What happened: Semiconductor stocks trimmed losses on Friday as investors bought the dip. However, for the week, the PHLX Semiconductor Index (^SOX) declined more than 9%.
AI chip heavyweight Nvidia (NVDA) dropped 2% on Friday, while AMD (AMD), Broadcom (AVGO), and Intel (INTC) closed lower but off session lows.
Marvell (MRVL) and Qualcomm (QCOM) also trimmed losses, closing above the flatline.
Meanwhile, memory and storage highfliers Micron Technology (MU) and Sandisk (SNDK) flipped between positive and negative territory.
Among semiconductor equipment makers, Applied Materials (AMAT) and Lam Research (LRCX) declined more than 5% and 2%, respectively.
Going into Friday's trading session, global semiconductor stocks had shed $3.3 trillion in market value since June 22.
More from Yahoo Scout What caused semiconductor stocks to lose $3.3 trillion? Why are investors concerned about AI infrastructure returns? How is Chinese AI competition affecting semiconductor sentiment? What role do hyperscaler earnings play in AI?

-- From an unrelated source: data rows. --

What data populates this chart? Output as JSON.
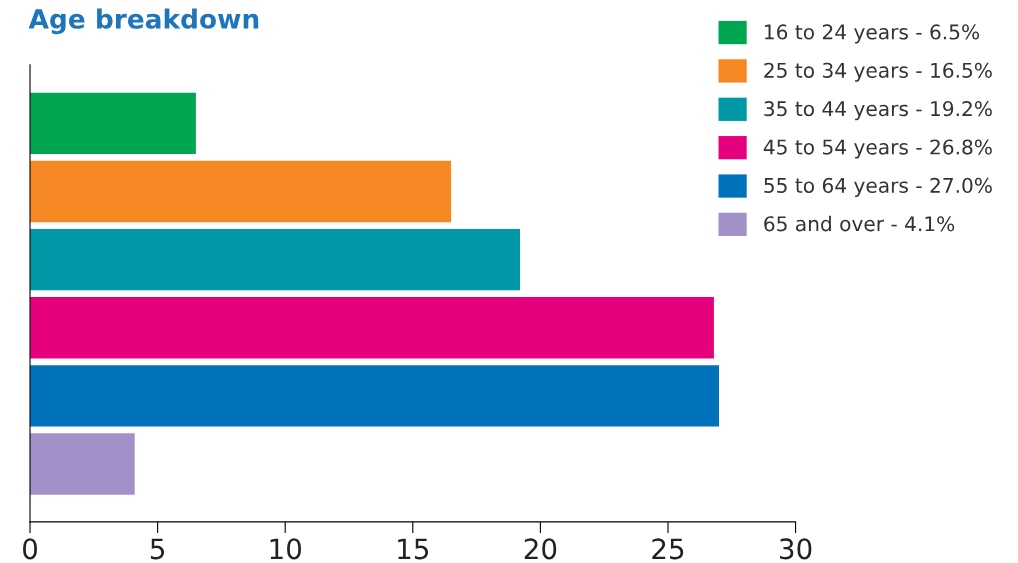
{
  "chart_data": {
    "type": "bar",
    "orientation": "horizontal",
    "title": "Age breakdown",
    "categories": [
      null,
      null,
      null,
      null,
      null,
      null
    ],
    "series": [
      {
        "name": "16 to 24 years - 6.5%",
        "color": "#00a651",
        "values": [
          6.5,
          null,
          null,
          null,
          null,
          null
        ]
      },
      {
        "name": "25 to 34 years - 16.5%",
        "color": "#f58823",
        "values": [
          null,
          16.5,
          null,
          null,
          null,
          null
        ]
      },
      {
        "name": "35 to 44 years - 19.2%",
        "color": "#0097a7",
        "values": [
          null,
          null,
          19.2,
          null,
          null,
          null
        ]
      },
      {
        "name": "45 to 54 years - 26.8%",
        "color": "#e6007e",
        "values": [
          null,
          null,
          null,
          26.8,
          null,
          null
        ]
      },
      {
        "name": "55 to 64 years - 27.0%",
        "color": "#0072bc",
        "values": [
          null,
          null,
          null,
          null,
          27.0,
          null
        ]
      },
      {
        "name": "65 and over - 4.1%",
        "color": "#a191c8",
        "values": [
          null,
          null,
          null,
          null,
          null,
          4.1
        ]
      }
    ],
    "xlim": [
      0,
      30
    ],
    "xticks": [
      0,
      5,
      10,
      15,
      20,
      25,
      30
    ],
    "grid": false,
    "legend": "top right",
    "tick_labels": "x"
  }
}
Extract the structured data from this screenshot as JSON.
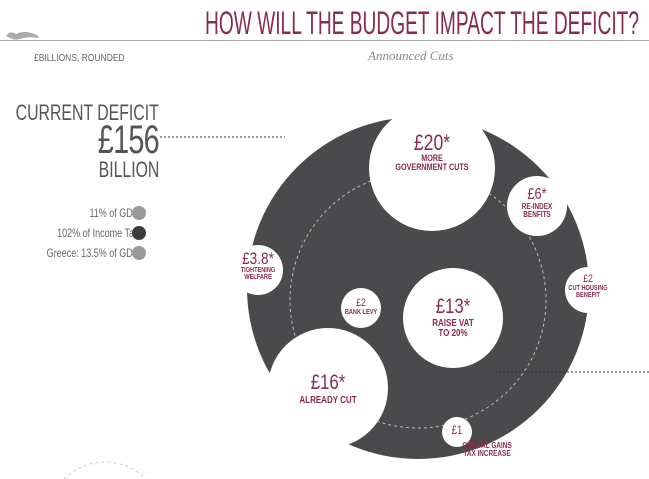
{
  "header": {
    "title": "HOW WILL THE BUDGET IMPACT THE DEFICIT?",
    "units": "£BILLIONS, ROUNDED",
    "subtitle": "Announced Cuts"
  },
  "deficit": {
    "label": "CURRENT DEFICIT",
    "value": "£156",
    "unit": "BILLION"
  },
  "legend": [
    {
      "label": "11% of GDP",
      "color": "#999999"
    },
    {
      "label": "102% of Income Tax",
      "color": "#3d3d3f"
    },
    {
      "label": "Greece: 13.5% of GDP",
      "color": "#999999"
    }
  ],
  "colors": {
    "accent": "#8a2a4c",
    "dark": "#4a4a4c"
  },
  "bubbles": [
    {
      "value": "£20*",
      "label": "MORE",
      "label2": "GOVERNMENT CUTS"
    },
    {
      "value": "£6*",
      "label": "RE-INDEX",
      "label2": "BENFITS"
    },
    {
      "value": "£3.8*",
      "label": "TIGHTENING",
      "label2": "WELFARE"
    },
    {
      "value": "£2",
      "label": "BANK LEVY"
    },
    {
      "value": "£13*",
      "label": "RAISE VAT",
      "label2": "TO 20%"
    },
    {
      "value": "£2",
      "label": "CUT HOUSING",
      "label2": "BENEFIT"
    },
    {
      "value": "£16*",
      "label": "ALREADY CUT"
    },
    {
      "value": "£1",
      "label": "CAPITAL GAINS",
      "label2": "TAX INCREASE"
    }
  ]
}
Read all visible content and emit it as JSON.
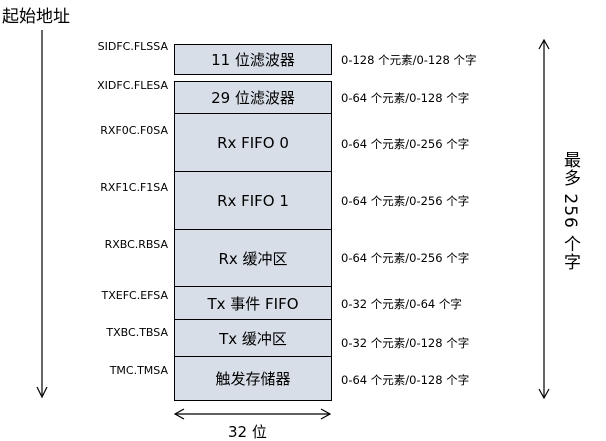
{
  "start_address_label": "起始地址",
  "segments": [
    {
      "register": "SIDFC.FLSSA",
      "name": "11 位滤波器",
      "size": "0-128 个元素/0-128 个字"
    },
    {
      "register": "XIDFC.FLESA",
      "name": "29 位滤波器",
      "size": "0-64 个元素/0-128 个字"
    },
    {
      "register": "RXF0C.F0SA",
      "name": "Rx FIFO 0",
      "size": "0-64 个元素/0-256 个字"
    },
    {
      "register": "RXF1C.F1SA",
      "name": "Rx FIFO 1",
      "size": "0-64 个元素/0-256 个字"
    },
    {
      "register": "RXBC.RBSA",
      "name": "Rx 缓冲区",
      "size": "0-64 个元素/0-256 个字"
    },
    {
      "register": "TXEFC.EFSA",
      "name": "Tx 事件 FIFO",
      "size": "0-32 个元素/0-64 个字"
    },
    {
      "register": "TXBC.TBSA",
      "name": "Tx 缓冲区",
      "size": "0-32 个元素/0-128 个字"
    },
    {
      "register": "TMC.TMSA",
      "name": "触发存储器",
      "size": "0-64 个元素/0-128 个字"
    }
  ],
  "width_label": "32 位",
  "max_size_label": "最多 256 个字",
  "colors": {
    "block_fill": "#d8dee8",
    "line": "#000000"
  }
}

What's behind the move: Semiconductor stocks have been volatile in recent weeks over concerns that investors will want to see a return on investment from big spenders on AI infrastructure.
Artificial intelligence costs have been rising. Taiwan Semiconductor Manufacturing Company (TSM) this week guided to higher-than-anticipated capital expenditures, in part due to higher tool prices.

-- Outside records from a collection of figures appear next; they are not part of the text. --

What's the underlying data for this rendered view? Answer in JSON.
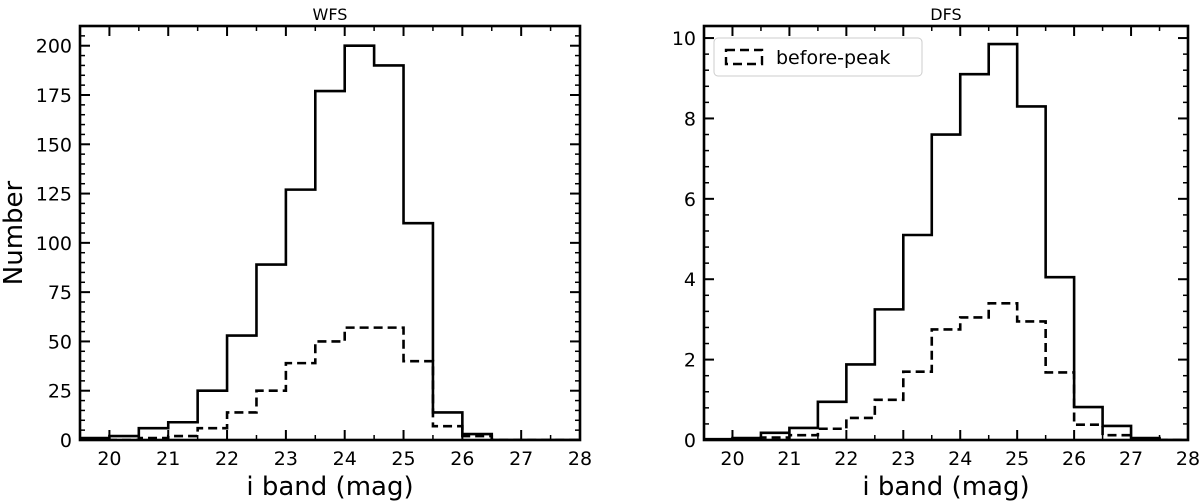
{
  "chart_data": [
    {
      "type": "histogram",
      "title": "WFS",
      "xlabel": "i band (mag)",
      "ylabel": "Number",
      "xlim": [
        19.5,
        28
      ],
      "ylim": [
        0,
        210
      ],
      "xticks": [
        20,
        21,
        22,
        23,
        24,
        25,
        26,
        27,
        28
      ],
      "yticks": [
        0,
        25,
        50,
        75,
        100,
        125,
        150,
        175,
        200
      ],
      "grid": false,
      "legend": null,
      "bin_edges": [
        19.5,
        20,
        20.5,
        21,
        21.5,
        22,
        22.5,
        23,
        23.5,
        24,
        24.5,
        25,
        25.5,
        26,
        26.5,
        27,
        27.5,
        28
      ],
      "series": [
        {
          "style": "solid",
          "values": [
            1,
            2,
            6,
            9,
            25,
            53,
            89,
            127,
            177,
            200,
            190,
            110,
            14,
            3,
            0,
            0,
            0
          ]
        },
        {
          "name": "before-peak",
          "style": "dashed",
          "values": [
            0,
            0,
            1,
            2,
            6,
            14,
            25,
            39,
            50,
            57,
            57,
            40,
            7,
            2,
            0,
            0,
            0
          ]
        }
      ]
    },
    {
      "type": "histogram",
      "title": "DFS",
      "xlabel": "i band (mag)",
      "ylabel": "",
      "xlim": [
        19.5,
        28
      ],
      "ylim": [
        0,
        10.3
      ],
      "xticks": [
        20,
        21,
        22,
        23,
        24,
        25,
        26,
        27,
        28
      ],
      "yticks": [
        0,
        2,
        4,
        6,
        8,
        10
      ],
      "grid": false,
      "legend": "top-left",
      "bin_edges": [
        19.5,
        20,
        20.5,
        21,
        21.5,
        22,
        22.5,
        23,
        23.5,
        24,
        24.5,
        25,
        25.5,
        26,
        26.5,
        27,
        27.5,
        28
      ],
      "series": [
        {
          "style": "solid",
          "values": [
            0.02,
            0.05,
            0.18,
            0.3,
            0.95,
            1.88,
            3.25,
            5.1,
            7.6,
            9.1,
            9.85,
            8.3,
            4.05,
            0.82,
            0.35,
            0.05,
            0
          ]
        },
        {
          "name": "before-peak",
          "style": "dashed",
          "values": [
            0,
            0.02,
            0.06,
            0.12,
            0.28,
            0.55,
            1.0,
            1.7,
            2.75,
            3.05,
            3.4,
            2.95,
            1.68,
            0.38,
            0.12,
            0.02,
            0
          ]
        }
      ]
    }
  ]
}
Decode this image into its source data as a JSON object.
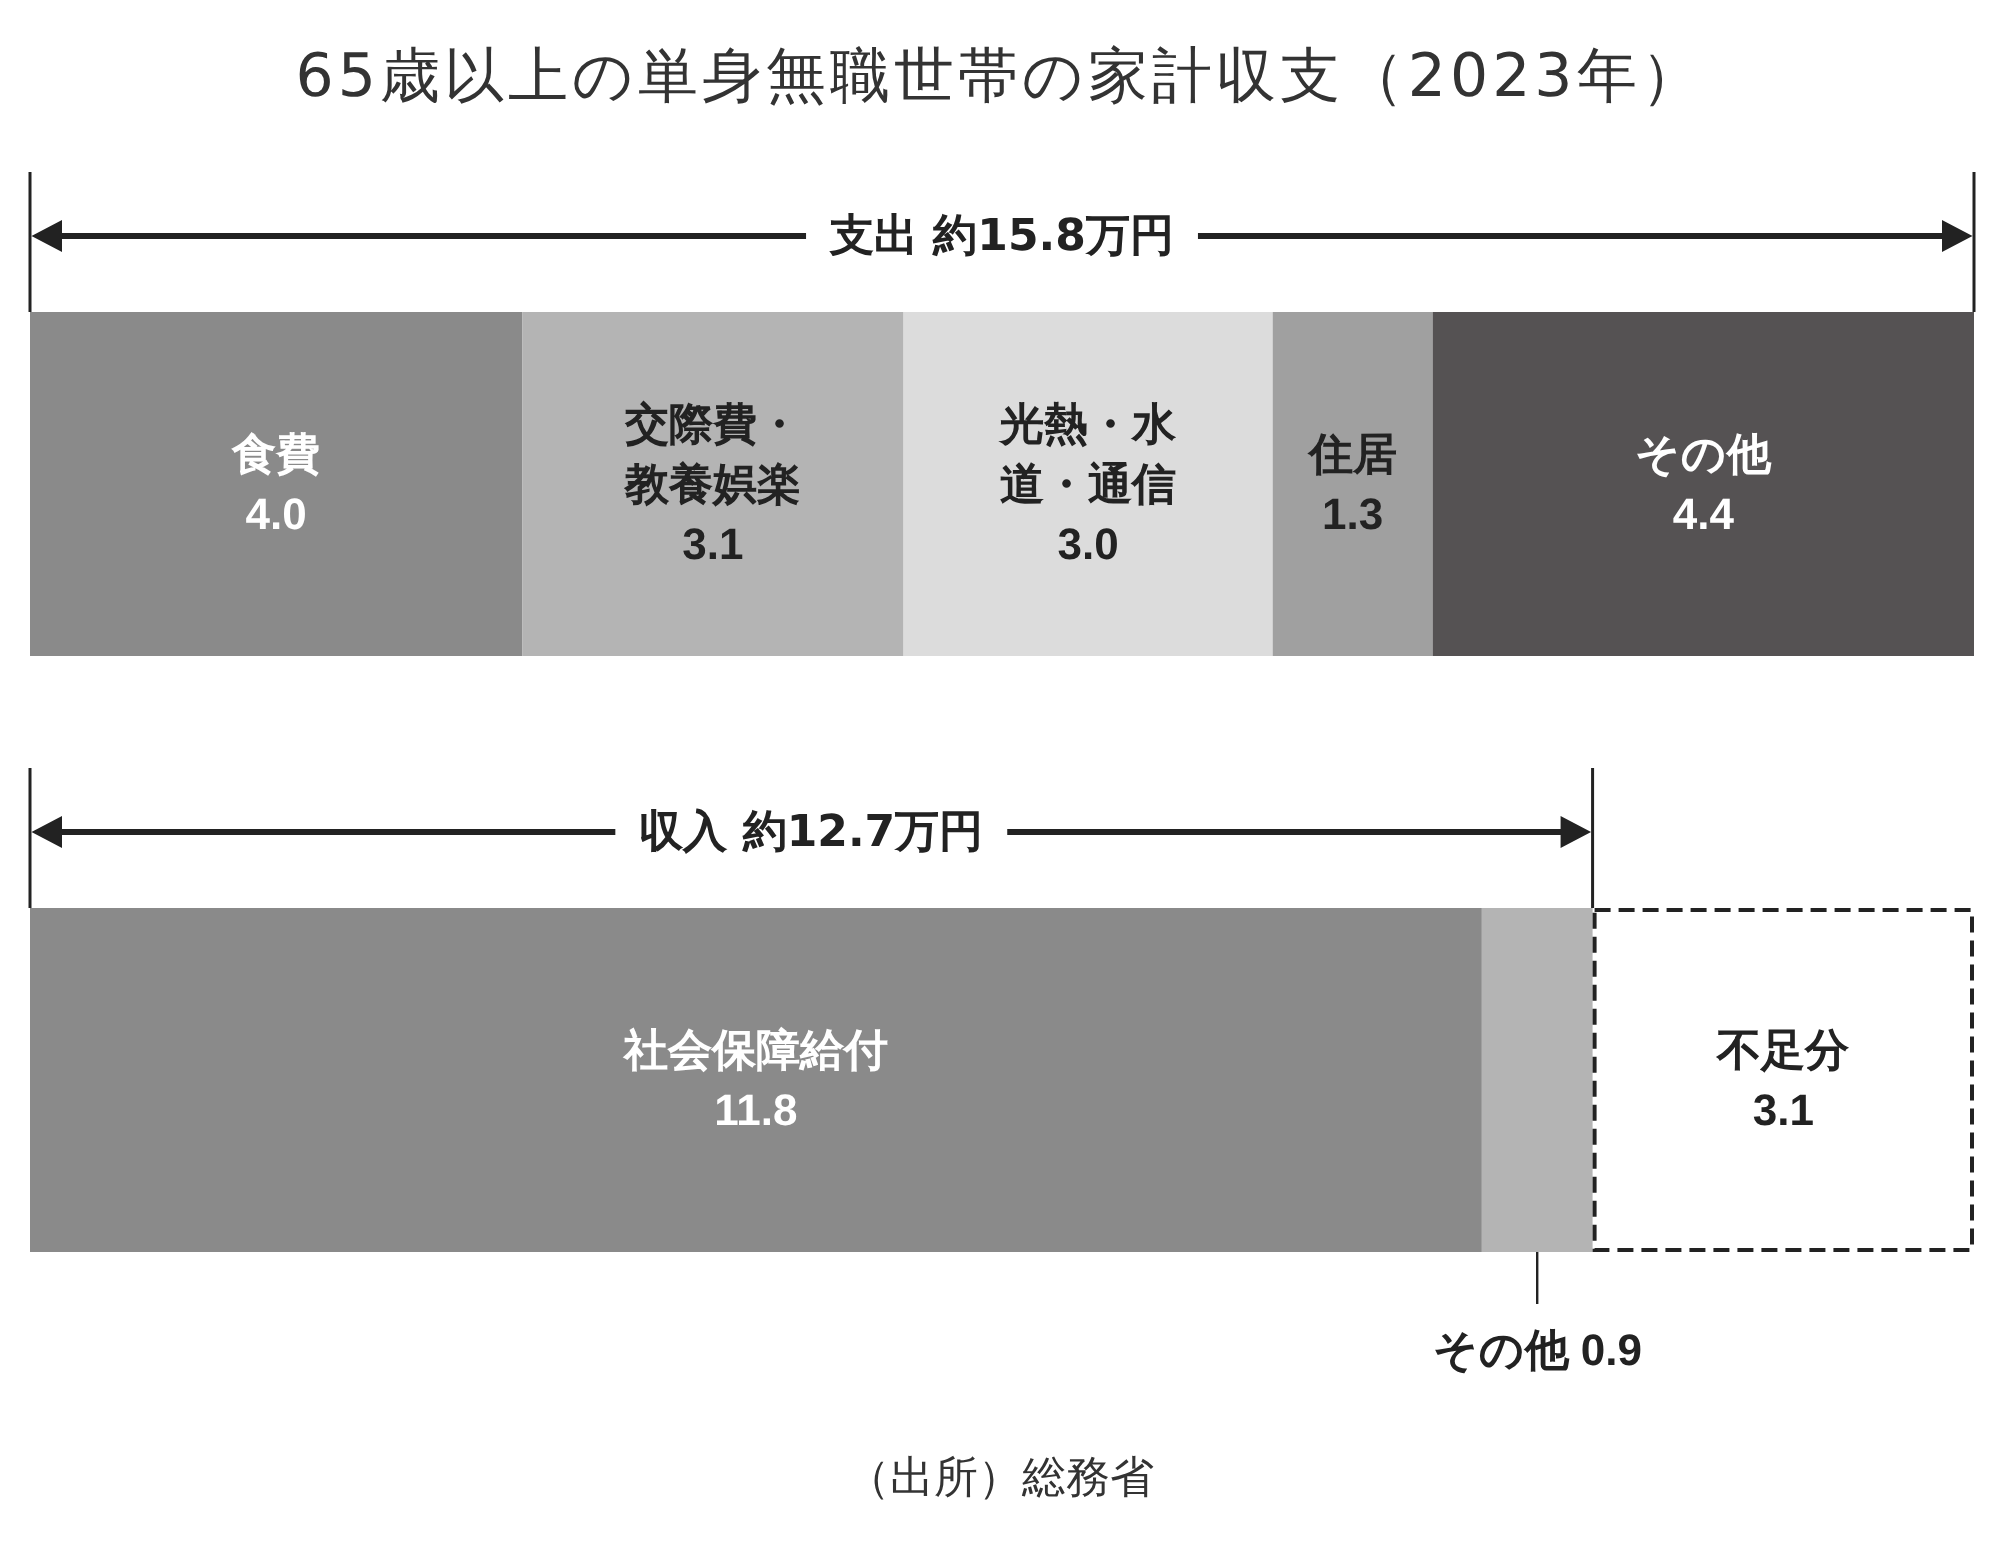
{
  "chart_data": {
    "type": "bar",
    "orientation": "horizontal",
    "stacked": true,
    "title": "65歳以上の単身無職世帯の家計収支（2023年）",
    "categories": [
      null,
      null
    ],
    "xlim": [
      0,
      15.8
    ],
    "tick_labels": false,
    "legend": false,
    "grid": false,
    "series": [
      {
        "name": "食費",
        "color": "#8a8a8a",
        "values": [
          4.0,
          null
        ],
        "value_labels": [
          "4.0",
          null
        ]
      },
      {
        "name": "交際費・教養娯楽",
        "color": "#b4b4b4",
        "values": [
          3.1,
          null
        ],
        "value_labels": [
          "3.1",
          null
        ]
      },
      {
        "name": "光熱・水道・通信",
        "color": "#dcdcdc",
        "values": [
          3.0,
          null
        ],
        "value_labels": [
          "3.0",
          null
        ]
      },
      {
        "name": "住居",
        "color": "#a0a0a0",
        "values": [
          1.3,
          null
        ],
        "value_labels": [
          "1.3",
          null
        ]
      },
      {
        "name": "その他",
        "color": "#555253",
        "values": [
          4.4,
          null
        ],
        "value_labels": [
          "4.4",
          null
        ]
      },
      {
        "name": "社会保障給付",
        "color": "#8a8a8a",
        "values": [
          null,
          11.8
        ],
        "value_labels": [
          null,
          "11.8"
        ]
      },
      {
        "name": "その他",
        "color": "#b4b4b4",
        "values": [
          null,
          0.9
        ],
        "value_labels": [
          null,
          "0.9"
        ]
      },
      {
        "name": "不足分",
        "color": "#ffffff",
        "line_style": "dashed",
        "values": [
          null,
          3.1
        ],
        "value_labels": [
          null,
          "3.1"
        ]
      }
    ],
    "annotations": [
      "支出 約15.8万円",
      "収入 約12.7万円",
      "（出所）総務省"
    ]
  }
}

Growing global competition in AI is also weighing on sentiment after Chinese startup Moonshot unveiled Kimi K3, believed to be the world's largest publicly available AI model that developers can download and run themselves.
People visit the Moonshot AI stand, featuring Kimi K3, during the World Artificial Intelligence Conference (WAIC) in Shanghai on July 17, 2026. (CN-STR/AFP via Getty Images) · - via Getty Images
The launch highlights the rapid progress of China's open AI ecosystem, coming a month after the US withdrew Anthropic's (ANTH.PVT) Fable and Mythos models over security concerns.

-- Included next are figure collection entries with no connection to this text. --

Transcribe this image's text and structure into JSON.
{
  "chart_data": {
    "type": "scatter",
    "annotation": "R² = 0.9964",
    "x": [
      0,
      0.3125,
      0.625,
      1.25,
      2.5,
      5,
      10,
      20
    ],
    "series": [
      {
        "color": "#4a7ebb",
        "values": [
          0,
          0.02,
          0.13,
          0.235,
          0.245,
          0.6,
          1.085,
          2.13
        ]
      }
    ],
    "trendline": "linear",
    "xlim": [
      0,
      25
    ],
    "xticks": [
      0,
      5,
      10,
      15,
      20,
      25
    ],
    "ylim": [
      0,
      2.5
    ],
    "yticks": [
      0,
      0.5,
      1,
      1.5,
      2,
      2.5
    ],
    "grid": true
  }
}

Meanwhile, on Thursday, Bloomberg reported that Alphabet (GOOG, GOOGL) was behind schedule in delivering Gemini 3.5 Pro, its most powerful AI model.
What else you need to know: Semiconductor companies have been a key beneficiary of the artificial intelligence build-out.
Wall Street is still positive on the AI trade but will be looking toward earnings to drive the sector and overall market higher. Particularly, whether spending on AI will continue and is justified.
"What we definitely need to see continue, though, is hyperscalers' capex," Principal Asset Management chief global strategist Seema Shah told Yahoo Finance earlier this week.
"Their earnings need to be strong," she added. "They are really the foundation for the entire AI ecosystem."